Drawing styles themselves range from Jeffrey Hale's which in Blind Man's Buff veers as close to Saturday morning cartoons as Center Screen gets, to Maureen Sherwood's freehand pen-and-ink for her Sempre Libera. John Canemaker's Confessions of a Stardreamer has the quick sketch and metamorphos is that keeps the cliches of the jaded actress on the soundtrack alive.
Al Sens' Interview with Ivan Shusikov has his unmistakeable signature: Day At the Office shown last weekend used exactly the same background. It seems to be part of his protest against the Canadian bureaucracy. In this interview, a disembodied voice welcomes to Canada a Russian dissident filmmaker, who hides behind a desk throughout the interview. He is afraid to answer the interviewer's questions about the political reception of his films at home, and their commercial reception in Canada where distributors have refused it "because they might have to buy Canadian short films then too." Shusikov scuttles at last to the bathroom--and the movie ends with gunfire and a disclaimer from the interviewer.
The dig at Canada may seem wildly unfair to independent American filmmakers, because the National Film Board of Canada provides steady work, almost a federal subsidy to Canadian filmmakers. But some find a conservative, cute streak in the National Film Board productions, such as Poets on Film, which is a series of poems, presumably by Canadian poets, illustrated so that, as in sign language, metaphors become literal and facts metaphorical.
It is fortuitous that one of the animators for Poets on Film was Veronika Soul, whose own film in the show, How the Hell Are You?, gives the audience a chance to take in her fast, ironical style. Her addition to last weekend's program, Tales from the Vienna Woods, based on the letters of Sigmund Freud, was equally eerie and compelling and funny. Her films, like Vera Neubauer's Animation for Live Action, are disturbing collages of live action film, rotoscoping, photography, freehand drawing, and photography of photography, with radical feminism and black humor.

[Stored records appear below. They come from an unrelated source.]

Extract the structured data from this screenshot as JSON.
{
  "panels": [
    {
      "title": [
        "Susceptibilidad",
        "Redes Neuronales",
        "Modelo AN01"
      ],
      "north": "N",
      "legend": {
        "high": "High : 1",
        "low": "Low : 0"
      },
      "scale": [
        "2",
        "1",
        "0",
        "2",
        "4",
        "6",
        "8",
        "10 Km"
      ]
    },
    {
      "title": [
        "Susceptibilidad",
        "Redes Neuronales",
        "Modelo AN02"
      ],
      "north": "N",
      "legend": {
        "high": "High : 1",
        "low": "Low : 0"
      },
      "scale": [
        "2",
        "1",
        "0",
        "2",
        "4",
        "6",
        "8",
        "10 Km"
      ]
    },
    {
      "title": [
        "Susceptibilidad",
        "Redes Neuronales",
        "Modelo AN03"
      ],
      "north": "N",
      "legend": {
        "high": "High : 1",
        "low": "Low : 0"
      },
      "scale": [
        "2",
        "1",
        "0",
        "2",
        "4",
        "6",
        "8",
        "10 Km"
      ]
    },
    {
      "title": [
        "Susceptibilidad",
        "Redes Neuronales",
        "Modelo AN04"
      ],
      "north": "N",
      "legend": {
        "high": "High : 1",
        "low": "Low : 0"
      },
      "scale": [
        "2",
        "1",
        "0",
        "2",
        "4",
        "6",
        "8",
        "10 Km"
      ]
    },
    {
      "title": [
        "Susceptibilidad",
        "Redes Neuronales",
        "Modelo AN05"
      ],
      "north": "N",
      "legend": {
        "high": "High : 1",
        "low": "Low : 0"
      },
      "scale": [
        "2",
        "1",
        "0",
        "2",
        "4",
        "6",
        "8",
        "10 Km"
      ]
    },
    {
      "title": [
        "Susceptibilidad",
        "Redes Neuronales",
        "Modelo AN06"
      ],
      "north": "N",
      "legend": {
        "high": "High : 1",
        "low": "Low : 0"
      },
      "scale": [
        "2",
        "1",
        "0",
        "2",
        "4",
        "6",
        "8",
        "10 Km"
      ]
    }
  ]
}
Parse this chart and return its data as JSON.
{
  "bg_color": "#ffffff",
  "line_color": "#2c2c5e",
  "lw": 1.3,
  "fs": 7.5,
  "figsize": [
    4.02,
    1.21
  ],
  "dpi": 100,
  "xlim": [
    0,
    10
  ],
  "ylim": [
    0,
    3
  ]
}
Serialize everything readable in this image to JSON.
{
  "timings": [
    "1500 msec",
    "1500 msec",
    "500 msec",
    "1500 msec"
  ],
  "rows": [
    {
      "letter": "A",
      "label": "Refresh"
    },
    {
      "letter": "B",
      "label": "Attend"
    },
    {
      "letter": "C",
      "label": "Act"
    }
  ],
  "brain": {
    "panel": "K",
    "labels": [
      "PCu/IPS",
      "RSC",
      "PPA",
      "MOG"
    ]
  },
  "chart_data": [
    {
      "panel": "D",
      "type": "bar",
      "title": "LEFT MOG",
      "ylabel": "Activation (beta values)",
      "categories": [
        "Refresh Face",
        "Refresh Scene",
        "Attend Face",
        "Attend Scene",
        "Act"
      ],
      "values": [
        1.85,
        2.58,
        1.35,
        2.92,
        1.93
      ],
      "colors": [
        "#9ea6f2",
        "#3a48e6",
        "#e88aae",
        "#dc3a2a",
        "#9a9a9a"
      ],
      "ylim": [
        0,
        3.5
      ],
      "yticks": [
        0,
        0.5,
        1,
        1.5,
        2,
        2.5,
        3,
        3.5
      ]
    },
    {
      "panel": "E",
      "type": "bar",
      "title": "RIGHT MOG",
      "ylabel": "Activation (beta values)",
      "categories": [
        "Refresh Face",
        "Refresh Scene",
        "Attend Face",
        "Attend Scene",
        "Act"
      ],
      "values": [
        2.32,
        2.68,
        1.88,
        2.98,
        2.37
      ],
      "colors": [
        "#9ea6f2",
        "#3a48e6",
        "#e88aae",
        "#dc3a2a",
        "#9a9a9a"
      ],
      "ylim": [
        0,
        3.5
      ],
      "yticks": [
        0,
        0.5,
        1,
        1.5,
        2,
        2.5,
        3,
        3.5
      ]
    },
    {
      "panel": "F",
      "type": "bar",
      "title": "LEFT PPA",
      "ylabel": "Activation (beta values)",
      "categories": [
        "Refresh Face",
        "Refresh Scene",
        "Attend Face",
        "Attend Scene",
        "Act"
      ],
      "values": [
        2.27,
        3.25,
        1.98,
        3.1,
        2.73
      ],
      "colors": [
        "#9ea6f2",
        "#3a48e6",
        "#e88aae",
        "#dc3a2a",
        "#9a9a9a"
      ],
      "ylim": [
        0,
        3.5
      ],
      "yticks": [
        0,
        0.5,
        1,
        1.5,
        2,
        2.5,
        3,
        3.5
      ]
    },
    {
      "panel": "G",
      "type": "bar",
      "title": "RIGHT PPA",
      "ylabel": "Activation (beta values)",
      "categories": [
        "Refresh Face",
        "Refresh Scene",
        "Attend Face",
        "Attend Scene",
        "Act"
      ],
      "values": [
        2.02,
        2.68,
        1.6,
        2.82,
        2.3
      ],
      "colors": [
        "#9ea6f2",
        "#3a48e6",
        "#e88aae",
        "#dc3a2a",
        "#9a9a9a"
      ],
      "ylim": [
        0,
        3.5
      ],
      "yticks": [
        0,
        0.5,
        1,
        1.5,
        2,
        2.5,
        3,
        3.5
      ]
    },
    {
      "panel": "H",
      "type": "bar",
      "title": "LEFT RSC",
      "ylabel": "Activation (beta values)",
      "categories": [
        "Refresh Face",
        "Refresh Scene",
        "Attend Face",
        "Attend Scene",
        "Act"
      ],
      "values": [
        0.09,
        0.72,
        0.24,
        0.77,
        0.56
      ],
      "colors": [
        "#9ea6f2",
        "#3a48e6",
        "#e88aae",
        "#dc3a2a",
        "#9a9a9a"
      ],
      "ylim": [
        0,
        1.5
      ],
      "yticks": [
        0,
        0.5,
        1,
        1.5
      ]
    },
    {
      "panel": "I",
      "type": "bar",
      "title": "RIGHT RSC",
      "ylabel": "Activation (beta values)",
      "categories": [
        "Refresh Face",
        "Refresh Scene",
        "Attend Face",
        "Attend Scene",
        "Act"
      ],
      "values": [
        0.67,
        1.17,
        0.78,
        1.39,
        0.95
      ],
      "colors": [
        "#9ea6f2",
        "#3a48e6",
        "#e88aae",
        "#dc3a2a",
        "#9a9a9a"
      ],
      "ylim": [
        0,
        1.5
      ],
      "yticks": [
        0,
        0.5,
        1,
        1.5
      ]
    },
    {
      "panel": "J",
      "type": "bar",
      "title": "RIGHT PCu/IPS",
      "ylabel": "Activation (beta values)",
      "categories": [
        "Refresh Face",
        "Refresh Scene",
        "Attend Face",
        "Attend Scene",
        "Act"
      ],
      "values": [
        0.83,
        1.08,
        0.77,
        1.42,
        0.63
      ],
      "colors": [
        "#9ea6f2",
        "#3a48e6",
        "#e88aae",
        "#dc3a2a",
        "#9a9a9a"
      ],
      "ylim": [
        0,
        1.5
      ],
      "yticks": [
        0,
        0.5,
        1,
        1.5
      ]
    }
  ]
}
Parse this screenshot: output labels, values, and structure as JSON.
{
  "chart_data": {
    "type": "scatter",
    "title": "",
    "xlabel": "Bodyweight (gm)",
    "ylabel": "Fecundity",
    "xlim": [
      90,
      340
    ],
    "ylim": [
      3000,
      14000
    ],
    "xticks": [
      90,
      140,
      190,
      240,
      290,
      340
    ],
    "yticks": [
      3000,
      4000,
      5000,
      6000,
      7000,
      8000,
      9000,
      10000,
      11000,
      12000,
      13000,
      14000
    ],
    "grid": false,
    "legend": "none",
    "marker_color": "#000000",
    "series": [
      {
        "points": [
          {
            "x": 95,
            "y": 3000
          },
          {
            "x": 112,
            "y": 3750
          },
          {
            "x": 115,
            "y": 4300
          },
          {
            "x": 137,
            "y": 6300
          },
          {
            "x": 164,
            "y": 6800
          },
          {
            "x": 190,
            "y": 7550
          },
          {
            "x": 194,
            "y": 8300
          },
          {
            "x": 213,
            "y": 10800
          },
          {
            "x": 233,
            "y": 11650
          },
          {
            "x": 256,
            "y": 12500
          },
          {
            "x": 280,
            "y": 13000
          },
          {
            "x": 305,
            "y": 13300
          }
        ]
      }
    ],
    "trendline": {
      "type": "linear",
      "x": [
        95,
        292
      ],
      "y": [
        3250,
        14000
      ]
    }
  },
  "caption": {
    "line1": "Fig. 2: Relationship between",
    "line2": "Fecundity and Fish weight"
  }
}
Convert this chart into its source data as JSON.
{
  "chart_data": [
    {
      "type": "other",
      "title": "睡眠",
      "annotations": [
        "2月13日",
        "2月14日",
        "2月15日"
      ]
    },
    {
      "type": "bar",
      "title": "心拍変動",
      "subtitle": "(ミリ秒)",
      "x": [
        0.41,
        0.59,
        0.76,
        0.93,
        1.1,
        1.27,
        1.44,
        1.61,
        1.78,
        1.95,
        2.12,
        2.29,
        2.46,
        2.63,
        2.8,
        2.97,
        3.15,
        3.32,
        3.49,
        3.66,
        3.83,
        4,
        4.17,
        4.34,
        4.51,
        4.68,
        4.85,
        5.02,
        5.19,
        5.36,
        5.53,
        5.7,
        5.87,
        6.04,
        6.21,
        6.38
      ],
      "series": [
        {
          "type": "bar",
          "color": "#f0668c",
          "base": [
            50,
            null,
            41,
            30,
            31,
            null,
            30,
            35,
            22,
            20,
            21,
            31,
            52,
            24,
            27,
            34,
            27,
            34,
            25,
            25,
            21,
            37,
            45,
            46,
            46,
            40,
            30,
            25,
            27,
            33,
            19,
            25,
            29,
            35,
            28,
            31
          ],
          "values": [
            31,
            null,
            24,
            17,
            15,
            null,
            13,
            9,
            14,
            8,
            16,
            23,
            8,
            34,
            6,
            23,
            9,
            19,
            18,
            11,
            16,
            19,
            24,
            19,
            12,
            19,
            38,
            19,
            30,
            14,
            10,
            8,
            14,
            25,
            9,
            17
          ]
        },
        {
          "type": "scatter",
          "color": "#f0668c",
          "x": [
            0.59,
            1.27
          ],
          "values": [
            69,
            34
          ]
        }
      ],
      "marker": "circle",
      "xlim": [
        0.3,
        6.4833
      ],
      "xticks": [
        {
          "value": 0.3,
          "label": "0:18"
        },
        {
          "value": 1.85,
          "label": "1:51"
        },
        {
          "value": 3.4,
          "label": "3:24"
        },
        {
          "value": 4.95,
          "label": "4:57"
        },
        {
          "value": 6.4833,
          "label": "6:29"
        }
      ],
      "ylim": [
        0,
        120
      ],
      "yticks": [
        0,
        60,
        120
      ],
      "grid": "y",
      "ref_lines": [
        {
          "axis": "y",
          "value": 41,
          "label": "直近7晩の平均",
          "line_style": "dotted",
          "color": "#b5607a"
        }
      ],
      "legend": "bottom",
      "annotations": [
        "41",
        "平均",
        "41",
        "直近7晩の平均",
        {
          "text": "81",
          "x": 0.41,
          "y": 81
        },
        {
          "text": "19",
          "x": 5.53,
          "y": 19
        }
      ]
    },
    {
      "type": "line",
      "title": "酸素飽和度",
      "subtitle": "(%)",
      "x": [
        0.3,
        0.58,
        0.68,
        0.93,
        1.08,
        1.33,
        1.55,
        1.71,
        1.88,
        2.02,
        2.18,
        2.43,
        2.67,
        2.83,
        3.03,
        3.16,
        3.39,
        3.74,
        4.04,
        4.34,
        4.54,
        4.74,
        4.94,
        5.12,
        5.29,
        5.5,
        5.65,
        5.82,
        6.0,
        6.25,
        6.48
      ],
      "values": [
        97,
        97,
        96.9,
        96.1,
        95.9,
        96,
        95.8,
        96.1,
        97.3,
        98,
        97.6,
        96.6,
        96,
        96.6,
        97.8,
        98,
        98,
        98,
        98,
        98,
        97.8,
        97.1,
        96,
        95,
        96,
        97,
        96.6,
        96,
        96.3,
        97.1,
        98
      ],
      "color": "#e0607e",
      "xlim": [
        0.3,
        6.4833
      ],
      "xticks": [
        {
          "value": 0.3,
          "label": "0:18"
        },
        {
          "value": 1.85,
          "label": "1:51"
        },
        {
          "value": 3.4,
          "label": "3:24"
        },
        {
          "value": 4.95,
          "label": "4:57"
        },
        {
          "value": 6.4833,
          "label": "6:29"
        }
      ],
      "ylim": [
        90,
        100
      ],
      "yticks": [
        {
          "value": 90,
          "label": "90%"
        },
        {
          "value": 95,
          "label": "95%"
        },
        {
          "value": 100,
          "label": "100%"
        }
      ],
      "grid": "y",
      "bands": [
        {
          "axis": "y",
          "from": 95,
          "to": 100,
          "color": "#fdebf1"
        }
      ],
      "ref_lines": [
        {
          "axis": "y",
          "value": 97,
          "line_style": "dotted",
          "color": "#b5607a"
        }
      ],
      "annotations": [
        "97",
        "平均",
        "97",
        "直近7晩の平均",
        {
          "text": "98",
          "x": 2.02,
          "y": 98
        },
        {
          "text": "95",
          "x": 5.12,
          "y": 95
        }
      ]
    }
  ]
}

Soul's How the Hell Are You? is also based on letters and postcards from a homosexual male on the cosmopolitan circuit to his friend Jane who stays home. He's on his way to key West, where he'll lie on Tennessee Williams' lawn until he comes out: "His doctors told him he should move to Key West and live like a crocodile." He loves London, even though that's where he finds out "you can't love two people at once, especially when they're married--to each other...If I don't violate everyone else's relationship then I have no function." All very arch, of course--"how the hell are you?"--Rolling Stones in the background, sarcastic and timely.
Animation, or animators, have a tendency to mix the perverse with the philosophical and to turn almost anything into the human body. Old Black Joe might have had animation in mind when he said, "Nobody knows what weirdness I've seen/On the trail of the brown buffalo."
We are so suggestible. It's not just that we cry at the ends of movies, and wonder what Dirty Harry will do now that he'd tossed his badge after Scorpio face down outside a potash mine. We'll believe circles that don't meet end to end. In the Artificial Intelligence Lab at MIT they can't figure out why we recognize a letter in almost anyone's handwriting, or why we abstract a smile-face as a face at all. Nobody knows why we believe animation.